Instruksi rektor kepada Direktur Pascasarjana, Dekan fakultas dan Kepala Unit Lembaga, melalui surat tertanggal 20 Februari 2018 tersebut bertujuan untuk mendata dan melakukan pembinaan terhadap mahasiswi bercadar dalam proses perkuliahan dan di lingkungan kampus. Kemudian para mahasiswi tersebut diberikan konseling untuk diarahkan agar tidak lagi menggunakan cadar untuk kepentingan ideologi. Jika nekad tetap memakai cadar dalam batas waktu tertentu setelah konseling, maka mahasiswi tersebut akan dikeluarkan dari kampus.
Tentu saja Keputusan Rektor UIN Suka ini menuai reaksi dan kecaman keras serta penentangan dari umat Islam. Aturan rektor tersebut dianggap telah melukai hati umat Islam dan menimbulkan keresahan dan kegaduhan, bukan saja di internal kampus UIN Suka, namun juga di luar UIN dan telah menasional. Keputusan rektor UIN ini terkesan islamophobia. Maka sebagai seorang muslim, penulis perlu untuk mengkritisi dan “merajam” keputusan radikal rektor dan pemahaman orang-orang liberal lainnya. Agar kasus seperti ini tidak terulang di Indonesia.
“Merajam” Keputusan Radikal Rektor UIN Suka
Kita patut menyayangkan sikap Rektor UIN Suka yang melarang cadar bagi mahasiswi muslimah di kampusnya. Menuding cadar sebagai aksi radikalisme sama saja menghina Islam dan keluarga Nabi. Istri-istri dan anak-anak Nabi saw bercadar. Tindakan sang rektor ini telah melecehkan dan “mengeksekusi” syariat Islam yang suci dan mulia. Sebagai seorang muslim, sepatutnya sang rektor berperilaku islami, mendukung mahasiswi dalam menutup aurat baik dengan cadar maupun jilbab dan takut kepada Allah Swt.

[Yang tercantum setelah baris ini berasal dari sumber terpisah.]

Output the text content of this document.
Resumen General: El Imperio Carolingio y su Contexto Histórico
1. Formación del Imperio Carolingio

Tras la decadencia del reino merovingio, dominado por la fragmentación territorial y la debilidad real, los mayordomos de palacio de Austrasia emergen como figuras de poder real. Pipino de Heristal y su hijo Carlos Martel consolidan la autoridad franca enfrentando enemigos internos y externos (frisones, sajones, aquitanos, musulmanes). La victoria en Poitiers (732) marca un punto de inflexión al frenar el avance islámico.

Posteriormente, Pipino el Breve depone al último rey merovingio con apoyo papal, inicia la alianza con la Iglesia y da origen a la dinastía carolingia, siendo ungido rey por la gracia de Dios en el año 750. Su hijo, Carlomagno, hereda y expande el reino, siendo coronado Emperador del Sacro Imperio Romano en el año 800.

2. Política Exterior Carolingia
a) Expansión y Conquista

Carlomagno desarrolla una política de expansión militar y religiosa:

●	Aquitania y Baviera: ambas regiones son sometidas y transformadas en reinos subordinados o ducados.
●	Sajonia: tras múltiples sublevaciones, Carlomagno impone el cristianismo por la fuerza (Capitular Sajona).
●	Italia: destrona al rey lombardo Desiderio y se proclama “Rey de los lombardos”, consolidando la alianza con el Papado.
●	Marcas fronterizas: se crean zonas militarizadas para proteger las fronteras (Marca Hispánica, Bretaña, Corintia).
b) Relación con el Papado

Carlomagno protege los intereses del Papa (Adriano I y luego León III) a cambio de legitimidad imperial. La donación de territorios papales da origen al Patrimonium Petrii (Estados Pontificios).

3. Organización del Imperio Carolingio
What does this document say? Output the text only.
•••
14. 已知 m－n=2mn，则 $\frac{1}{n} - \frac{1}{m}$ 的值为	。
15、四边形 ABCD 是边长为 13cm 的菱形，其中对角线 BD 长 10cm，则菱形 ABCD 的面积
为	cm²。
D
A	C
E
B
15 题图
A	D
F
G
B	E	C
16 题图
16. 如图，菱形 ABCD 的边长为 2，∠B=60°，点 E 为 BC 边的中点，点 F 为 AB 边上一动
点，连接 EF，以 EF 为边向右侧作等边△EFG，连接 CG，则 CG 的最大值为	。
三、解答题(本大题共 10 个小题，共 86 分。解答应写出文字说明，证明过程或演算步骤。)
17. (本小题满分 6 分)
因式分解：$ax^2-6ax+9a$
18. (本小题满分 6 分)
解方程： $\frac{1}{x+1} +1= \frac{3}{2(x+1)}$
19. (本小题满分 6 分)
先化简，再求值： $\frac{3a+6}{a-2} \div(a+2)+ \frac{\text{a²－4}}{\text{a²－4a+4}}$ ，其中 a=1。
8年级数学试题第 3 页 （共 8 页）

Parahnya, larangan cadar ini terjadi di sebuah institusi pendidikan Islam yang bernama Universitas Islam Negeri (UIN). Nilai-nilai keislaman seharusnya melekat di kampus ini dan diterapkan sesuai dengan nama kampus ini. Tentu saja tindakan sang rektor ini telah mencoreng nama baik UIN Suka. Tindakannya ini bertentangan dengan visi dan misi UIN Suka yang islami seperti yang telah dicetuskan oleh para pendahulu dan pendiri kampus ini yang terdiri para ulama, tokoh Islam dan para cendikiawan muslim. Maka tidak heran jika selama ini ada persepsi negatif dari masyarakat terhadap kampus UIN Suka gara-gara ulah para oknum dosen dan alumninya yang berpikiran nyeleneh dan anti syariat alias liberal. Anehnya, pemahaman liberal yang selama ini berkembang di UIN Suka tidak dilarang. Padahal inilah radikal sesungguhnya.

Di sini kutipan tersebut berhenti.